Un uomo è in compagnia di se stesso quando volutamente elude le folle ingombranti e i luoghi dove si venerano gli idoli del denaro, del potere e della gloria.
Un uomo è in compagnia di se stesso quando possiede coscientemente il nulla e procura con il lavoro delle sue mani il cibo che gli serve per vivere. Il resto, il soverchio, è scoria di tempo destinata al macero.
Un uomo è in compagnia di se stesso quando si acquatta ad ascoltare la voce del vento e ne comprende le non trascrivibili melodie.
È così discreto e nascosto quell'eremo che si incontra percorrendo la strada che sale da Pescopennataro e si getta a Capracotta. Così recondito e umile da non ostentarsi agli occhi di visitatori occasionali che passano distratti. Qui un tempo, un eremita si era ritirato in un anfratto di roccia.
Aveva lasciato un suo braccio al mondo di sotto Gaetanuccio Fiadino. Il mondo che sarebbe quattordici anni dopo stato sventrato da una guerra mondiale.
Quale fosse stato il motivo del suo ritiro in un anfratto del monte San Luca in quel lontano 1903 non ci sarà dato mai di saperlo.
Continuatore di una tradizione di eremiti che annotavano chissà cosa su un diario chiamato retiglie (probabilmente un libro di meditazioni e preghiere)? Anacoreta di un post industriale, divoratore di forza lavoro e dispensatore di ingiustizia sociale?
Redivivo stilita alla ricerca di un'anima massacrata dai processi di produzione?
Doveva certo dedicarsi alla preghiera, Gaetanuccio, per avere motivo di costruire la chiesetta che ancora si rende visibile.
Costruì l'altare e il lampadario di legno con la sola mano che gli rimaneva. Forse celebrava una solitaria messa su quell'altare privo di "pietra sacra", sconosciuto al potere di Roma e alla curia vescovile.
Si intratteneva con il Dio dei sacerdoti privi di tonaca, preti che si resero muti per non bestemmiare. Sacerdoti che non accettarono ordini e non dimorarono sotto gli ori degli altari.
La neve lo seppelliva durante l'inverno nascondendolo alla unità di una patria costruita da sapienti politici circa quarant'anni prima, che al dominio dei Borboni prima, e a quello di Napoleone dopo, aveva sostituito l'arroganza e il ladrocinio dei Savoia.
"Un nuovo unico re per vecchi feudatari e profittatori, per un popolo dominato con la fame e l'ignoranza. Un potere che ne scaccia un altro e si sostituisce al precedente. Che umana miseria!".
Gaetanuccio aveva una capra e un lettuccio fatto di tavole di abete.

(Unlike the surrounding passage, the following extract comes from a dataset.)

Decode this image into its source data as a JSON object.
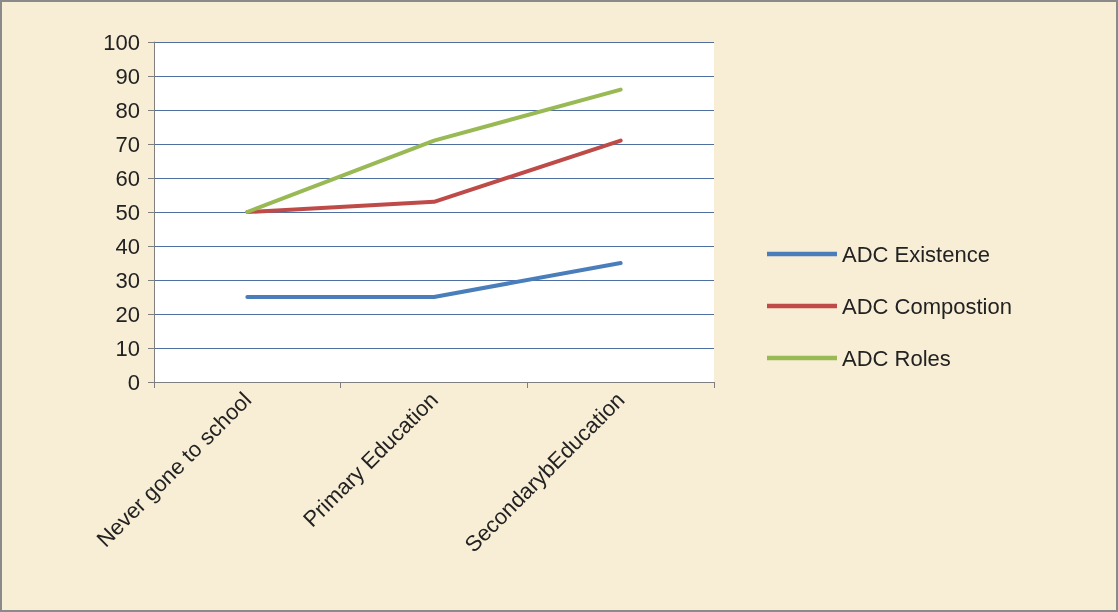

Il mesto ruminare dell'animale e il suo periodico belare mitigavano l'ululato del lupo, che affamato durante l'inverno aggirandosi nel bosco si soffermava davanti alle robuste tavole che chiudevano l'anfratto di roccia avvertendo l'odore della carne viva.
L'uomo beveva il latte della capra che gli nutriva il corpo e gli imbiancava l'animo.
L'evangelista Luca guidava la penna di gallo nella unica mano dell'eremita, eludendo la colta rozzezza di uomini che guidano civiltà.
La guerra finì e di Gaetanuccio si seppe più nulla. La rigogliosa natura riprese il sopravvento sull'orticello curato e i semi indisturbati trasportati dal vento svilupparono di nuovo erbe e arbusti davanti alla chiesetta che si coprì di verde nascondendosi ad occhi estranei.
Il sentiero nel bosco che portava alla dimora del "romito" lascia ancora trasparire il calpestio di gente del paese che andando per boschi e passando per il pozzo dove Fiadino attingeva l'acqua si soffermava e faceva visita alla cassetta con le ossa dello scomparso anacoreta. Qualcuno dovette averle raccolte dopo averlo trovato morto, mosso non dalla pietà ma da un istinto di venerazione verso l'immensità della solitudine.
Lasciato per anni all'incuria e dopo avere azzannato il bosco di abeti soprani costruendo la strada che da Pescopennataro porta a Capracotta, è oggi visibile e i pochi vecchi che sapevano trasmisero a figli e nipoti il rispetto per quel luogo dove il giorno dieci settembre di ogni anno si festeggia il patrono della montagna, con canti, balli e abbondanti fiaschette di vino.
Gustavo Tempesta
Fonte: G. Tempesta, Fuochista, Youcanprint, Tricase 2017.